La elección del nuevo fiscal general está a la vuelta de la esquina. Podría darse el lunes, aunque la fecha no es definitiva. Los magistrados votarán cuando estimen propicio el momento y no han mostrado sentido de urgencia porque la plaza en propiedad está vacante desde hace un año. La ocupa como interino el fiscal Warner Molina, uno de los aspirantes al cargo.
La elección de Emilia Navas Aparicio, jefa del Ministerio Público hasta mediados del año pasado, no satisfizo las expectativas, pero dejó un valioso precedente de transparencia cuya preservación es de enorme relevancia para la Corte Suprema de Justicia y la institucionalidad del país. La exfiscala fue elegida mediante votación pública de los magistrados.
Carlos Chinchilla Sandí, presidente de la Corte en aquel momento, elogió la decisión de votar públicamente para dejar constancia de un proceso donde “no hay nada oculto”. Nada debe haber oculto en esta oportunidad y no hay mejor razón para consolidar la práctica de elegir a tan alto funcionario de cara a la ciudadanía.
La escogencia del fiscal general es una decisión de gran trascendencia. Al jefe del Ministerio Público le corresponde diseñar la política de persecución criminal y adjudicar los recursos para desarrollarla según las circunstancias. También tiene graves responsabilidades en el esclarecimiento de asuntos penales relacionados con la más alta jerarquía de los poderes públicos.
Precisamente, una de las razones esgrimidas por los defensores de la elección secreta es la posibilidad de represalias contra magistrados con causas pendientes en la Fiscalía. En el ejercicio de sus cargos, los altos jueces están expuestos a ser denunciados, en ocasiones sin fundamento, y varios figuran como investigados en la actualidad.
El mismo razonamiento han hecho algunos diputados para pretender el secreto de los nombramientos encargados al Congreso por la Constitución Política. En ningún caso es de recibo el argumento.
Hay medios para apartar a un funcionario de un caso cuando su objetividad esté comprometida o haya apariencia de conflicto de intereses. Por otra parte, la potestad de nombramiento conferida a magistrados y diputados debe ser ejercida sin consideración de los intereses propios. Existe, además, el principio de publicidad y rendición de cuentas propio del sistema democrático y la Corte Suprema de Justicia debe ser la primera en transparentar sus decisiones.

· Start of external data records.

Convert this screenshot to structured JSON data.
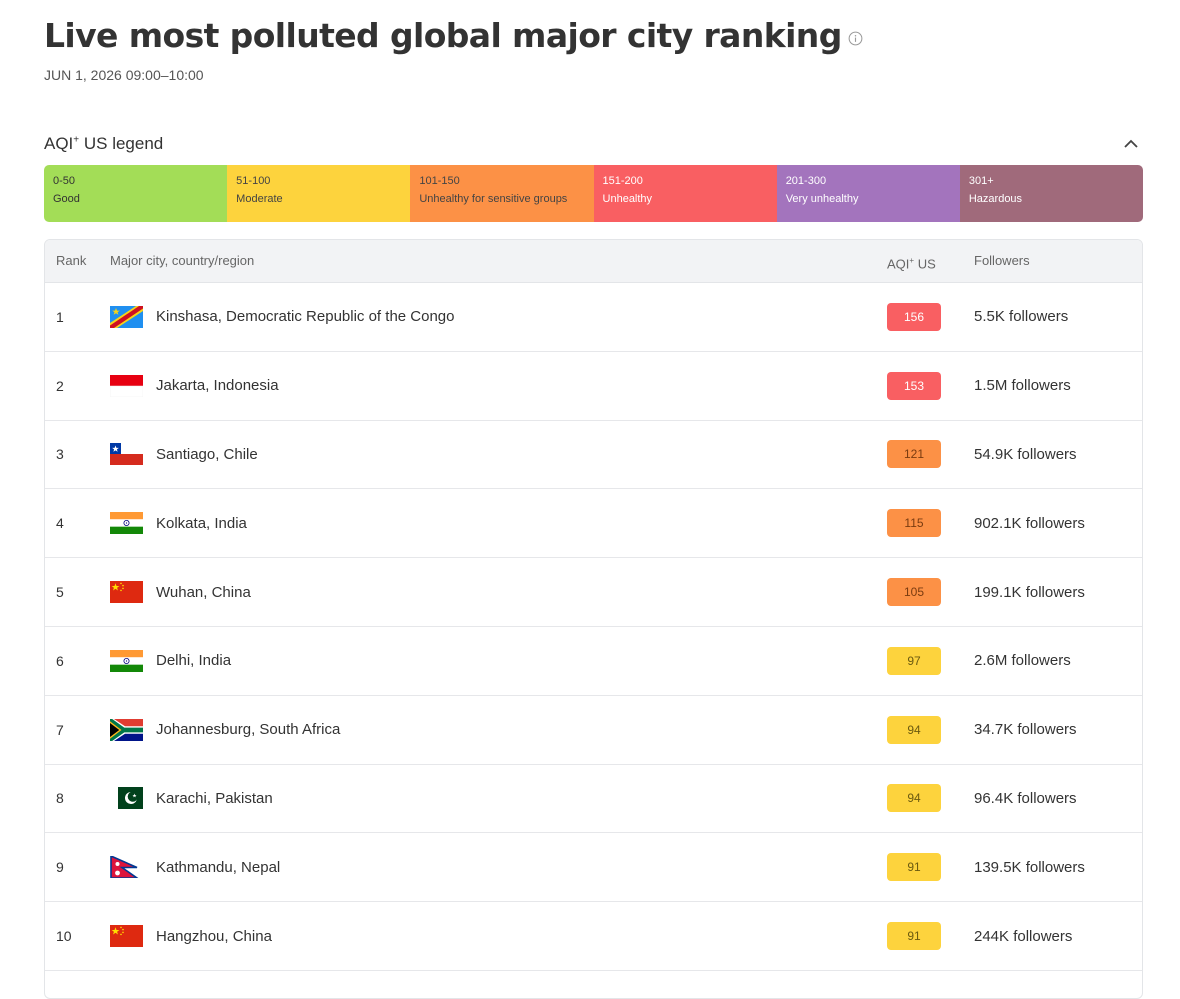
{
  "header": {
    "title": "Live most polluted global major city ranking",
    "subtitle": "JUN 1, 2026 09:00–10:00"
  },
  "legend": {
    "title": "AQI",
    "title_sup": "+",
    "title_suffix": " US legend",
    "segments": [
      {
        "range": "0-50",
        "label": "Good",
        "color": "#a3dd57",
        "text_color": "#333333"
      },
      {
        "range": "51-100",
        "label": "Moderate",
        "color": "#fdd33d",
        "text_color": "#444444"
      },
      {
        "range": "101-150",
        "label": "Unhealthy for sensitive groups",
        "color": "#fc9146",
        "text_color": "#444444"
      },
      {
        "range": "151-200",
        "label": "Unhealthy",
        "color": "#f95f62",
        "text_color": "#ffffff"
      },
      {
        "range": "201-300",
        "label": "Very unhealthy",
        "color": "#a374bd",
        "text_color": "#ffffff"
      },
      {
        "range": "301+",
        "label": "Hazardous",
        "color": "#a06a7b",
        "text_color": "#ffffff"
      }
    ]
  },
  "table": {
    "headers": {
      "rank": "Rank",
      "city": "Major city, country/region",
      "aqi": "AQI",
      "aqi_sup": "+",
      "aqi_suffix": " US",
      "followers": "Followers"
    },
    "rows": [
      {
        "rank": "1",
        "flag": "congo-drc-flag-icon",
        "city": "Kinshasa, Democratic Republic of the Congo",
        "aqi": "156",
        "aqi_color": "#f95f62",
        "aqi_text": "#ffffff",
        "followers": "5.5K followers"
      },
      {
        "rank": "2",
        "flag": "indonesia-flag-icon",
        "city": "Jakarta, Indonesia",
        "aqi": "153",
        "aqi_color": "#f95f62",
        "aqi_text": "#ffffff",
        "followers": "1.5M followers"
      },
      {
        "rank": "3",
        "flag": "chile-flag-icon",
        "city": "Santiago, Chile",
        "aqi": "121",
        "aqi_color": "#fc9146",
        "aqi_text": "#7a3b10",
        "followers": "54.9K followers"
      },
      {
        "rank": "4",
        "flag": "india-flag-icon",
        "city": "Kolkata, India",
        "aqi": "115",
        "aqi_color": "#fc9146",
        "aqi_text": "#7a3b10",
        "followers": "902.1K followers"
      },
      {
        "rank": "5",
        "flag": "china-flag-icon",
        "city": "Wuhan, China",
        "aqi": "105",
        "aqi_color": "#fc9146",
        "aqi_text": "#7a3b10",
        "followers": "199.1K followers"
      },
      {
        "rank": "6",
        "flag": "india-flag-icon",
        "city": "Delhi, India",
        "aqi": "97",
        "aqi_color": "#fdd33d",
        "aqi_text": "#6b5a10",
        "followers": "2.6M followers"
      },
      {
        "rank": "7",
        "flag": "south-africa-flag-icon",
        "city": "Johannesburg, South Africa",
        "aqi": "94",
        "aqi_color": "#fdd33d",
        "aqi_text": "#6b5a10",
        "followers": "34.7K followers"
      },
      {
        "rank": "8",
        "flag": "pakistan-flag-icon",
        "city": "Karachi, Pakistan",
        "aqi": "94",
        "aqi_color": "#fdd33d",
        "aqi_text": "#6b5a10",
        "followers": "96.4K followers"
      },
      {
        "rank": "9",
        "flag": "nepal-flag-icon",
        "city": "Kathmandu, Nepal",
        "aqi": "91",
        "aqi_color": "#fdd33d",
        "aqi_text": "#6b5a10",
        "followers": "139.5K followers"
      },
      {
        "rank": "10",
        "flag": "china-flag-icon",
        "city": "Hangzhou, China",
        "aqi": "91",
        "aqi_color": "#fdd33d",
        "aqi_text": "#6b5a10",
        "followers": "244K followers"
      }
    ]
  }
}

La situación se había planteado cuando la Corte Plena se aprestaba para elegir a Emilia Navas. Antes de la votación, analizaron dos recursos planteados por sindicatos del Poder Judicial para exigir la abstención de los magistrados titulares porque contra ellos pesaban acusaciones. Tratándose de una elección y no de un asunto propio de la función jurisdiccional, los magistrados no encontraron razón para abstenerse. Por el contrario, la trascendencia del nombramiento hacía deseable la participación de los titulares, explicó Chinchilla, quien intentó excusarse de votar pero no pudo porque sus compañeros rechazaron la gestión.
Con esos antecedentes, es difícil imaginar un cambio de rumbo para la próxima elección. La Corte Plena hizo lo correcto cuando eligió a Navas sin secretismo. Hacer lo contrario en esta oportunidad no tendría explicación.
En esas circunstancias, la erosión de la confianza se magnifica. En ningún lugar es más grave la desconfianza que en el Poder Judicial. Los magistrados deben tenerlo presente cuando decidan el modo de selección del próximo fiscal general, especialmente después de los traspiés sufridos por la Corte en tiempos recientes.